The fundamental purpose of the dispute settlement mechanism under the UNCLOS, as a component of the modern legal order of the oceans established by the Convention, is to contribute to the settlement of maritime disputes peacefully. The Convention proclaims in its Preamble the common belief among States Parties that “the codification and progressive development of the law of the sea achieved in this Convention will contribute to the strengthening of peace, security, cooperation and friendly relations among all nations ...”. Part XV of the Convention is dedicated to the “Settlement of Disputes”, in which Article 279 obliges States Parties to settle their disputes concerning the interpretation or application of the Convention in accordance with the principle of peaceful settlement of disputes under Article 2(3) of the UN Charter, and through peaceful means indicated in its Article 33(1). Therefore, in its settlement of disputes concerning the interpretation or application of the UNCLOS, the Tribunal shall be oriented towards resolving disputes and reconciling conflicts, so as to achieve its objectives of peaceful settlement of disputes and the promotion of friendly relations and cooperation between States.

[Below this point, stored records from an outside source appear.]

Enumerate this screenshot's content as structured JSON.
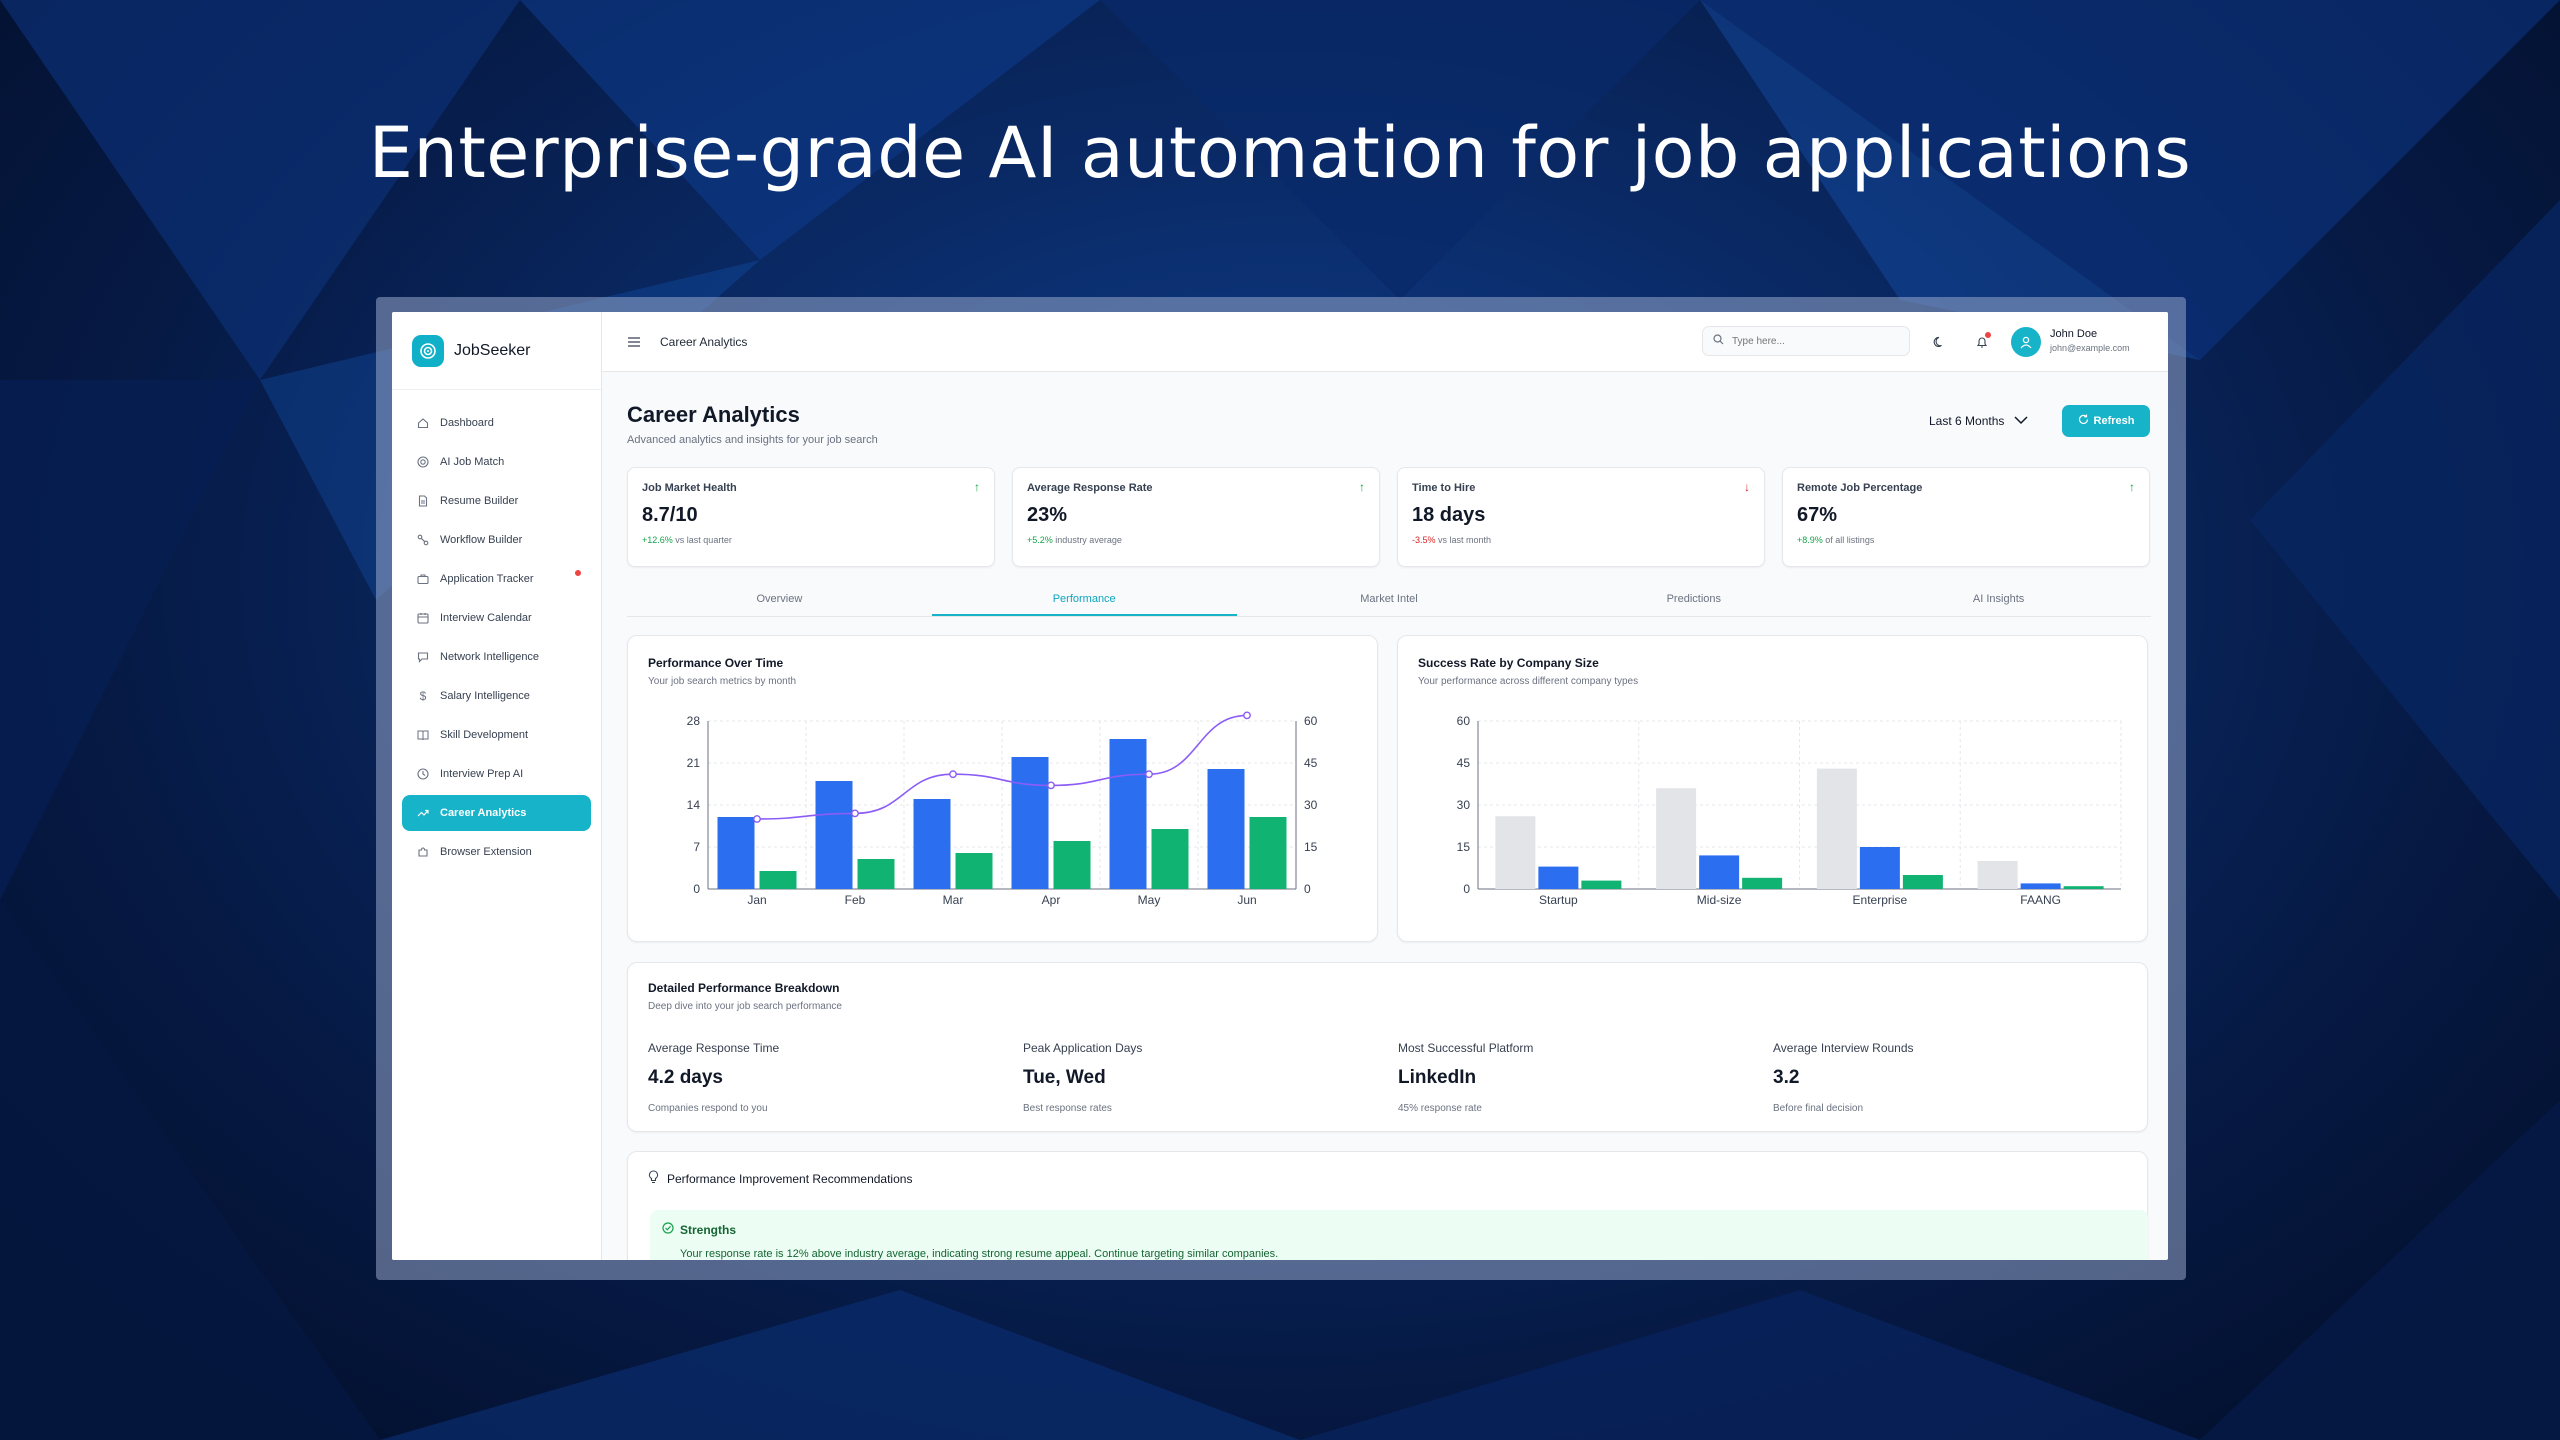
{
  "headline": "Enterprise-grade AI automation for job applications",
  "brand": {
    "name": "JobSeeker",
    "color": "#0fb0c8"
  },
  "sidebar": {
    "items": [
      {
        "label": "Dashboard",
        "icon": "home-icon"
      },
      {
        "label": "AI Job Match",
        "icon": "target-icon"
      },
      {
        "label": "Resume Builder",
        "icon": "document-icon"
      },
      {
        "label": "Workflow Builder",
        "icon": "workflow-icon"
      },
      {
        "label": "Application Tracker",
        "icon": "briefcase-icon",
        "has_notification": true
      },
      {
        "label": "Interview Calendar",
        "icon": "calendar-icon"
      },
      {
        "label": "Network Intelligence",
        "icon": "chat-icon"
      },
      {
        "label": "Salary Intelligence",
        "icon": "dollar-icon"
      },
      {
        "label": "Skill Development",
        "icon": "book-icon"
      },
      {
        "label": "Interview Prep AI",
        "icon": "clock-icon"
      },
      {
        "label": "Career Analytics",
        "icon": "trend-icon",
        "active": true
      },
      {
        "label": "Browser Extension",
        "icon": "puzzle-icon"
      }
    ]
  },
  "topbar": {
    "title": "Career Analytics",
    "search_placeholder": "Type here...",
    "user": {
      "name": "John Doe",
      "email": "john@example.com"
    }
  },
  "header": {
    "title": "Career Analytics",
    "subtitle": "Advanced analytics and insights for your job search",
    "period": "Last 6 Months",
    "refresh_label": "Refresh"
  },
  "kpis": [
    {
      "label": "Job Market Health",
      "value": "8.7/10",
      "change": "+12.6%",
      "note": "vs last quarter",
      "trend": "up"
    },
    {
      "label": "Average Response Rate",
      "value": "23%",
      "change": "+5.2%",
      "note": "industry average",
      "trend": "up"
    },
    {
      "label": "Time to Hire",
      "value": "18 days",
      "change": "-3.5%",
      "note": "vs last month",
      "trend": "down"
    },
    {
      "label": "Remote Job Percentage",
      "value": "67%",
      "change": "+8.9%",
      "note": "of all listings",
      "trend": "up"
    }
  ],
  "tabs": [
    "Overview",
    "Performance",
    "Market Intel",
    "Predictions",
    "AI Insights"
  ],
  "active_tab": "Performance",
  "colors": {
    "accent": "#17b3c9",
    "blue": "#2b6ff0",
    "green": "#10b371",
    "gray": "#e2e4e8",
    "line": "#8b5cf6",
    "up": "#16a34a",
    "down": "#dc2626"
  },
  "perf_card": {
    "title": "Performance Over Time",
    "subtitle": "Your job search metrics by month"
  },
  "size_card": {
    "title": "Success Rate by Company Size",
    "subtitle": "Your performance across different company types"
  },
  "chart_data": [
    {
      "type": "bar",
      "title": "Performance Over Time",
      "categories": [
        "Jan",
        "Feb",
        "Mar",
        "Apr",
        "May",
        "Jun"
      ],
      "yticks_left": [
        0,
        7,
        14,
        21,
        28
      ],
      "yticks_right": [
        0,
        15,
        30,
        45,
        60
      ],
      "ylim_left": [
        0,
        28
      ],
      "ylim_right": [
        0,
        60
      ],
      "grid": true,
      "series": [
        {
          "values": [
            12,
            18,
            15,
            22,
            25,
            20
          ],
          "color": "#2b6ff0",
          "axis": "left"
        },
        {
          "values": [
            3,
            5,
            6,
            8,
            10,
            12
          ],
          "color": "#10b371",
          "axis": "left"
        },
        {
          "type": "line",
          "values": [
            25,
            27,
            41,
            37,
            41,
            62
          ],
          "color": "#8b5cf6",
          "axis": "right"
        }
      ]
    },
    {
      "type": "bar",
      "title": "Success Rate by Company Size",
      "categories": [
        "Startup",
        "Mid-size",
        "Enterprise",
        "FAANG"
      ],
      "yticks": [
        0,
        15,
        30,
        45,
        60
      ],
      "ylim": [
        0,
        60
      ],
      "grid": true,
      "series": [
        {
          "values": [
            26,
            36,
            43,
            10
          ],
          "color": "#e2e4e8"
        },
        {
          "values": [
            8,
            12,
            15,
            2
          ],
          "color": "#2b6ff0"
        },
        {
          "values": [
            3,
            4,
            5,
            1
          ],
          "color": "#10b371"
        }
      ]
    }
  ],
  "breakdown": {
    "title": "Detailed Performance Breakdown",
    "subtitle": "Deep dive into your job search performance",
    "metrics": [
      {
        "label": "Average Response Time",
        "value": "4.2 days",
        "note": "Companies respond to you"
      },
      {
        "label": "Peak Application Days",
        "value": "Tue, Wed",
        "note": "Best response rates"
      },
      {
        "label": "Most Successful Platform",
        "value": "LinkedIn",
        "note": "45% response rate"
      },
      {
        "label": "Average Interview Rounds",
        "value": "3.2",
        "note": "Before final decision"
      }
    ]
  },
  "recommendations": {
    "title": "Performance Improvement Recommendations",
    "strengths_title": "Strengths",
    "strengths_text": "Your response rate is 12% above industry average, indicating strong resume appeal. Continue targeting similar companies."
  }
}
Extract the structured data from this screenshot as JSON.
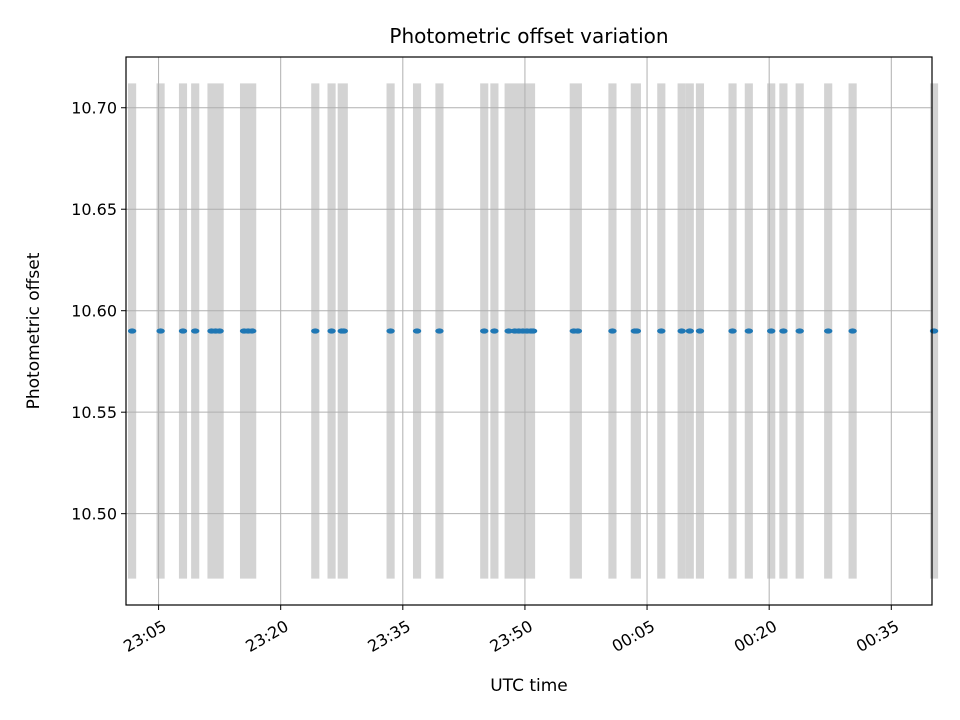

Vital to the achievement of the above objectives is to interpret and apply the dispute settlement mechanism provided for in the UNCLOS in good faith and in a comprehensive and integral manner. As a matter of fact, on issues of core national interests such as territorial sovereignty, no State will accept the jurisdiction of a third-party mechanism that is not chosen by it voluntarily, not to mention accepting solutions imposed by such a mechanism. To persist in revolving issues such as territorial sovereignty, which are beyond the competence of the Tribunal, when the dispute settlement mechanism under the UNCLOS is abused, will make no contribution to the settlement of disputes, but can only intensify the conflicts and further complicate the situations.

In the present Arbitration, by unlawfully initiating the Arbitration, the Philippines seeks not to settle its disputes with China in the South China Sea in good faith, but to obtain bargaining chips in its quest for unlawful interests in the South China Sea. The Tribunal’s tolerance of the Philippines’ unlawful behaviors and its exercise of jurisdiction ultra vires have intensified rather than resolved the disagreements between China and the Philippines on relevant issues in the South China Sea, and have aggravated rather than alleviated the tense situation in the South China Sea. These acts of the Tribunal run counter to the fundament purpose of peaceful settlement of disputes of the UNCLOS.

In conclusion, the Tribunal’s establishment of jurisdiction over the Philippines’ claims is completely erroneous. It disregards the fact and distorts the law so as to exercise jurisdiction ultra vires, beyond the authorization of the UNCLOS. It is obvious that the Tribunal does not act with impartiality and reasonable diligence, and makes an essentially political award. The Tribunal’s exercise of jurisdiction ultra vires has been questioned by a number of scholars of international law from China and abroad. Ex injuria jus non oritur. As the Tribunal unlawfully exercises jurisdiction over subject-matters which are manifestly beyond its competence, none of the further procedures that it takes or may take and the views that it expresses or may express has any legal basis. Any decision that the Tribunal may make on the substantive issues will not have any legal effect. China’s non-acceptance of and non-participation in the Arbitration and its non-recognition of any award made or to be made by the Tribunal have solid legal basis, and are acts of justice to maintain and uphold international law.